Harry considered this, choosing his words carefully. Voldemort had said he’d put up wards, so Harry had been confident of not being observed by Time-Turned Aurors, but still… “I think this is a matter you don’t need to investigate too hard, Madam Bones.”

The old witch grinned slightly. “We can’t be seen to go easy on the investigation of so many Noble deaths, Harry Potter. When I heard retold your particular account of David’s last stand, I made certain to send investigators whom I considered
reliable
in the usual quality of their work. Auror Nobbs and Auror Colon, in fact, who are widely respected outside my Department. I found their report to be quite fascinating reading.” Amelia paused. “There’s a possibility that Augustus Rookwood left a ghost -”

“Exorcise it before anyone talks to it,” Harry said, conscious of the sudden hammering of his heart.

“Yes, sir,” the old witch said dryly. “I shall disrupt the soul’s anchoring a little, and none shall be the wiser when it fails to materialize. The second matter is that there was a still-living human arm found among the Dark Lord’s things -”

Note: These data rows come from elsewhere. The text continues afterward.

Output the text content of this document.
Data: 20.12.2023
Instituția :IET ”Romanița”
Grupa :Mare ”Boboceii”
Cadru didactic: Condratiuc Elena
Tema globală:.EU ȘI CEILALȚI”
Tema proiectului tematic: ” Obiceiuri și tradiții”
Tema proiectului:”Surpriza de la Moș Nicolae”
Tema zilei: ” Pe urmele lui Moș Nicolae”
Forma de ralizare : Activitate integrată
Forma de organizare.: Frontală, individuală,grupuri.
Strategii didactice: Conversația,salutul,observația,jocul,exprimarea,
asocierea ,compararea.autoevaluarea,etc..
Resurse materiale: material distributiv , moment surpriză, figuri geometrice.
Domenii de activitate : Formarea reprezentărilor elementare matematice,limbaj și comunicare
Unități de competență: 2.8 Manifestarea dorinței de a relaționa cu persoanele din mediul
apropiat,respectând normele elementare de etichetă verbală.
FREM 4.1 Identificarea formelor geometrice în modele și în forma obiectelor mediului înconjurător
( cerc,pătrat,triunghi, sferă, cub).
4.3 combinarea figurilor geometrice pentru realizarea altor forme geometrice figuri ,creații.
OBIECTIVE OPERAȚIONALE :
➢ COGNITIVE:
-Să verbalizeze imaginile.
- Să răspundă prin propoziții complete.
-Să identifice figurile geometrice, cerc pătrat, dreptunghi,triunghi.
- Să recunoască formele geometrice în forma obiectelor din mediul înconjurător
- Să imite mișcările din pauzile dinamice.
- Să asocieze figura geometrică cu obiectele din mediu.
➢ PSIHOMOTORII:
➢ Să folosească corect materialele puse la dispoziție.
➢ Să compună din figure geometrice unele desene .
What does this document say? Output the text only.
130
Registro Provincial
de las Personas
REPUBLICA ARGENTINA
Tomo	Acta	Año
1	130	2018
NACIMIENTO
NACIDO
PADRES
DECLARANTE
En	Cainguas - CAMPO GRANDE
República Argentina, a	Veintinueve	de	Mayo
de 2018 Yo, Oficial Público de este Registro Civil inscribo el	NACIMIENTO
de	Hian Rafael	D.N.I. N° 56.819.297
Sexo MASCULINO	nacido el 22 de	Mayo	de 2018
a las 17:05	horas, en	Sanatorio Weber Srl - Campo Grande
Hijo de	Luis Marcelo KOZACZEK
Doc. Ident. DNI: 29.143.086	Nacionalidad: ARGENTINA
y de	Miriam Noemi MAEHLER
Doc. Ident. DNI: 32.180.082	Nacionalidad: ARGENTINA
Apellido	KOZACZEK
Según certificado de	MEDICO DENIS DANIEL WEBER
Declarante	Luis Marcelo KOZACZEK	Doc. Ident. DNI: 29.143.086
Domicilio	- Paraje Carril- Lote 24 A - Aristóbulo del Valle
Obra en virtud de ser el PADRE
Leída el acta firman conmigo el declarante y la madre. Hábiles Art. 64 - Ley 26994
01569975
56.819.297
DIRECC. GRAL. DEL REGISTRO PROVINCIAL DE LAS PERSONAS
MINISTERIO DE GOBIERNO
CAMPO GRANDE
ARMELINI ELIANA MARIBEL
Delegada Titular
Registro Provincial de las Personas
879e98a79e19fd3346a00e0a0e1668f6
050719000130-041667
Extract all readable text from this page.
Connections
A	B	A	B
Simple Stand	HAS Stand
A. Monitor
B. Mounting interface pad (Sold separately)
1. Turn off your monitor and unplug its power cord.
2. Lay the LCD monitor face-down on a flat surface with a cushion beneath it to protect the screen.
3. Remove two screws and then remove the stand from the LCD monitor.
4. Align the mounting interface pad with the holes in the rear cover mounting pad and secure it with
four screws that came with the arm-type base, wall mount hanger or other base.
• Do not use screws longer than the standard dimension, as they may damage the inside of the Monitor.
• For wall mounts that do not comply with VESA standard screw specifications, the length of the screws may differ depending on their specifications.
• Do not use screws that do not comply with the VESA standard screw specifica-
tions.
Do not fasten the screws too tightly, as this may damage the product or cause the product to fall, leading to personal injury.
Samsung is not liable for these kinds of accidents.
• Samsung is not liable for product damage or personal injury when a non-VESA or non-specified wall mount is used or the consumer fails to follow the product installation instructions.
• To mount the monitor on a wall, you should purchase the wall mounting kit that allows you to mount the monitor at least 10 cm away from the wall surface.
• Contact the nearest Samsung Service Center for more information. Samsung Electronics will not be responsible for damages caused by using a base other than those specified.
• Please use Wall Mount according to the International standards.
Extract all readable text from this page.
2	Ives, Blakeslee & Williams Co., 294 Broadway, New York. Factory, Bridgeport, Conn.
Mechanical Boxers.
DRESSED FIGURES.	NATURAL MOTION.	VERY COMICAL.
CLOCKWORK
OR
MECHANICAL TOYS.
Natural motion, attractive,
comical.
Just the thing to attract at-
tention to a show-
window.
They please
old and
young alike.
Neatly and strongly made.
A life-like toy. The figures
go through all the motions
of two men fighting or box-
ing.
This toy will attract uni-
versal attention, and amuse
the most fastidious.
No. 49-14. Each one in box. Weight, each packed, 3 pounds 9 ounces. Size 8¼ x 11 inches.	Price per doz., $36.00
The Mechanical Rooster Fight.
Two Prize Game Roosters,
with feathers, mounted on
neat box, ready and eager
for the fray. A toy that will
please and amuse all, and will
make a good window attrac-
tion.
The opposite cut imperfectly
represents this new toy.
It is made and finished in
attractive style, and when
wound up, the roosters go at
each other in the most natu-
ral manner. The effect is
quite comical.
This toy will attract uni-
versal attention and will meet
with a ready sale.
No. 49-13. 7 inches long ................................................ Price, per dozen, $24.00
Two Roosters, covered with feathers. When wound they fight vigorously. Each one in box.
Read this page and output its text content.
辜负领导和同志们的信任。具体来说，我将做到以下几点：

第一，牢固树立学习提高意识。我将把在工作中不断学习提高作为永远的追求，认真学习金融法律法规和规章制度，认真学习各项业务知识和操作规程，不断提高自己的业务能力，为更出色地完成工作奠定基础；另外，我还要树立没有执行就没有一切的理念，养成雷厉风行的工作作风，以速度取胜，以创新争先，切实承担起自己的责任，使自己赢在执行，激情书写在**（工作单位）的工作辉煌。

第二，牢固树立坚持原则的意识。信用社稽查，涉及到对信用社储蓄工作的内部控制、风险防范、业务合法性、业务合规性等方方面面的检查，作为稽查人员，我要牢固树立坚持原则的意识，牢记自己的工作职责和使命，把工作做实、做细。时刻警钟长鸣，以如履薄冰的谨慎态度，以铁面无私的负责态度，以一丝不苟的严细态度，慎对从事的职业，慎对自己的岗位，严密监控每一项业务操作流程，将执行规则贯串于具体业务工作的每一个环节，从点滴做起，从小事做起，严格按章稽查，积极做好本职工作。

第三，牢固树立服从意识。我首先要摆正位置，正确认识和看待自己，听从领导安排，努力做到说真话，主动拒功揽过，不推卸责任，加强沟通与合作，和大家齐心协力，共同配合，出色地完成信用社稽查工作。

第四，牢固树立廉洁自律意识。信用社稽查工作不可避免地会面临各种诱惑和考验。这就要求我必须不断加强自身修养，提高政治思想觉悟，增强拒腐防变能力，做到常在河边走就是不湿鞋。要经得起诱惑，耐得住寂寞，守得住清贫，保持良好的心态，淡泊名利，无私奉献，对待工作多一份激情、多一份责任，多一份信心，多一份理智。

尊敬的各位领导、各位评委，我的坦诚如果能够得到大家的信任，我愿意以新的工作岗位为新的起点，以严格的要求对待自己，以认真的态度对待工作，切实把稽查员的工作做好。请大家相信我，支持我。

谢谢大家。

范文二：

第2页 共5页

“Bellatrix,” Harry said. His mind had leaped back, made the connection that ongoing trauma had blurred. “I think that’s Bellatrix Black’s arm.”
Lesath Lestrange hadn’t been named as someone who’d lost a parent.
“Oh, bloody hell. She’s still out there, isn’t she. Can you use her arm to track her down somehow?”

Amelia Bones had acquired a sour look. “I see. As I was saying, a still-living human arm was found among the Dark Lord’s things, but it proved to be easily incinerated.”